Microsoft has been revealing more and more features about Windows 8, including the new Metro interface shown above. That is what the standard desktop interface is going to look like in Windows 8. You’ll be able to click a ‘Desktop’ link to interact with older legacy applications (i.e. anything developed for Windows 7 or earlier) but clicking on the ‘Start’ menu is going to land you back in this tiled world. Microsoft is trying to add a breath of fresh air to their interface but I think they’ve simply introduced the wrong new thing.
Direction of Change
Introducing change to your UI is never a decision made lightly. Companies enter legal fights over ‘look and feel’ to make sure they have a unique design, something easily recognizable to anyone sitting down to use their product. Microsoft no doubt is hoping to make their UI memorable but I’m sure is nervous about how it will be received. In fact, they were so nervous about the upcoming changes to Windows Explorer in Windows 8 that they posted a blog entry about it. In it, they didn’t just go into detail about the changes, they discussed the entire history of the interface, the commands most often used, and then ended with an attempt to convince us why we needed the new ribbon UI on a file and folder browser. Microsoft is anxiously trying to get the word out now before the product’s release, likely to avoid any user backlash over getting used to the new way of doing things.

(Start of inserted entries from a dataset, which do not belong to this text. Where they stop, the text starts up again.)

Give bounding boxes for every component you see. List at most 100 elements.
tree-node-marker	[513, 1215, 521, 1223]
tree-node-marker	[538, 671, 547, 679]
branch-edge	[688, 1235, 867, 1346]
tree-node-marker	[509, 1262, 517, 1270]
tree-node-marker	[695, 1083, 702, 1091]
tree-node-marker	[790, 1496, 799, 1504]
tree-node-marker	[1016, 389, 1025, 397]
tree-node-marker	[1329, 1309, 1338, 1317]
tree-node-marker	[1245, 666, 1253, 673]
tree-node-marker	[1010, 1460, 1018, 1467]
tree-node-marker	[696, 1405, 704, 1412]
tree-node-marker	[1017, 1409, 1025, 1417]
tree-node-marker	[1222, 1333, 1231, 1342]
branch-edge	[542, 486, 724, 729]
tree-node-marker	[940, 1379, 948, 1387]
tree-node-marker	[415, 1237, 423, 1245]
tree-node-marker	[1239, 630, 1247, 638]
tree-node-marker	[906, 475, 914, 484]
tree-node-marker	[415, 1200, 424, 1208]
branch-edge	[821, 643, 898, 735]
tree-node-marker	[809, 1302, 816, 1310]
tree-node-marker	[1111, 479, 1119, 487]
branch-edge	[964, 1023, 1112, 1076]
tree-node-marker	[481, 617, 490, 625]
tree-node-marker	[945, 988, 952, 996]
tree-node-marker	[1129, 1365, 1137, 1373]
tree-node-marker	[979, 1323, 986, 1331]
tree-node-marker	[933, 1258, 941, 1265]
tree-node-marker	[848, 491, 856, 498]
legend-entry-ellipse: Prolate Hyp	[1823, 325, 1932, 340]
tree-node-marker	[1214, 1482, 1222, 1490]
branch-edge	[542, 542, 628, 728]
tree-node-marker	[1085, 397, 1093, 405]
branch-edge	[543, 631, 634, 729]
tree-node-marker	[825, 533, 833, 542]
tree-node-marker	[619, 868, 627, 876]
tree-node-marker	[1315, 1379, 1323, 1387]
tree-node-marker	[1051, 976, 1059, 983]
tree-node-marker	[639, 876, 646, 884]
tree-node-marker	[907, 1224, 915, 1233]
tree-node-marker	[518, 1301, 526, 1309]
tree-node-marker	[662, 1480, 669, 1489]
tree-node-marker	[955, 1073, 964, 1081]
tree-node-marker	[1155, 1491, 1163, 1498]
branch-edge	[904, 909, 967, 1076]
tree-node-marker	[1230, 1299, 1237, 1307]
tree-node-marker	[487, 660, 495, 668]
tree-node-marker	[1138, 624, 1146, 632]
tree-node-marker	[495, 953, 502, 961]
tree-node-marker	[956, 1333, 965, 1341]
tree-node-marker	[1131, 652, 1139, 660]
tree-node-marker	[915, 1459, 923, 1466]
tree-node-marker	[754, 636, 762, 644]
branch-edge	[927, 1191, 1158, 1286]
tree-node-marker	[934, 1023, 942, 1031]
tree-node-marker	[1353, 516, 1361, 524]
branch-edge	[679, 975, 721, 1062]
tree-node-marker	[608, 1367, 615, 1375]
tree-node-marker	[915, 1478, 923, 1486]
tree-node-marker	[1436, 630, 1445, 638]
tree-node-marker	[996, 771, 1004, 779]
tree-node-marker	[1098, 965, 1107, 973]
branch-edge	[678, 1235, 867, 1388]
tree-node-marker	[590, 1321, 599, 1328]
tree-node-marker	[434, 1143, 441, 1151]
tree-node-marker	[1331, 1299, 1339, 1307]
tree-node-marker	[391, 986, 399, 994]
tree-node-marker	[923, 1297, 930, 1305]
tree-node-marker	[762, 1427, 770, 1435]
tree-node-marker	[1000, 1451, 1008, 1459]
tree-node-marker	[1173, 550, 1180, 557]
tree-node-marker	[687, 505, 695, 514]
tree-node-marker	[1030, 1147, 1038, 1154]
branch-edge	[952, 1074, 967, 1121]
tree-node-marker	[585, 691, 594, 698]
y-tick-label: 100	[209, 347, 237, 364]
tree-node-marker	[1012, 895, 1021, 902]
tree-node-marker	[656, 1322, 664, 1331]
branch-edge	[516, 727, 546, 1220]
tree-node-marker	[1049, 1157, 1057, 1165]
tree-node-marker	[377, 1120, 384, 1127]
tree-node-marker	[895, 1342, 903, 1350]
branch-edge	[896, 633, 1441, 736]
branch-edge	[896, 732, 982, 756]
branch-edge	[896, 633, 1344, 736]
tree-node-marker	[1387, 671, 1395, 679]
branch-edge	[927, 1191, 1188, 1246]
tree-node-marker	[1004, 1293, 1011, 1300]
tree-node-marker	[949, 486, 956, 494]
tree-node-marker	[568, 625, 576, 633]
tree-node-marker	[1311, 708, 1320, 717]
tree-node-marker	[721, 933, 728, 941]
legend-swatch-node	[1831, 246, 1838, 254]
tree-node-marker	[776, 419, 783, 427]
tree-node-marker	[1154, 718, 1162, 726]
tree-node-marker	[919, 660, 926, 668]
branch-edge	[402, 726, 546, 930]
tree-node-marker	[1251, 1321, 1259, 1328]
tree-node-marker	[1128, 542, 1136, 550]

Part of their problem, though, is that they are introducing change in a way that most folks don’t appreciate. Windows 8’s Metro interface is essentially the Windows Phone 7 UI writ large. The problem is Windows Phone 7 hasn’t been in use long enough nor by enough people for the interface to feel more at home to more people. In fact, Microsoft just recently announced plans to increase sales personnel to push additional sales. And now, before the public has really had a chance to become used to this new tiled way of doing things, they are attempting to push it into the new Windows 8 deployment.
At first blush, it would seem to be an attempt to steal a page from Apple’s playbook. Recall Steve Jobs’ “Back to the Mac” theme, where they discussed introducing iOS UI elements into OS X Lion? And in fact Launchpad is pretty much an iOS home screen with all of your apps and no groups. The difference is in the timing. Apple let the iOS experience percolate on iPhone, iPod Touch and then iPad before deciding to bring any elements back into the desktop. And even then, they didn’t make a radical departure. Perhaps bigger changes are coming. In fact, I’m certain of it. But Apple made the right move by easing folks into the iOS way of doing things first before introducing similar changes to an interface OS X users are very familiar with. In any event, the Windows 8 Metro interface is going to receive some pretty critical pushback from their userbase.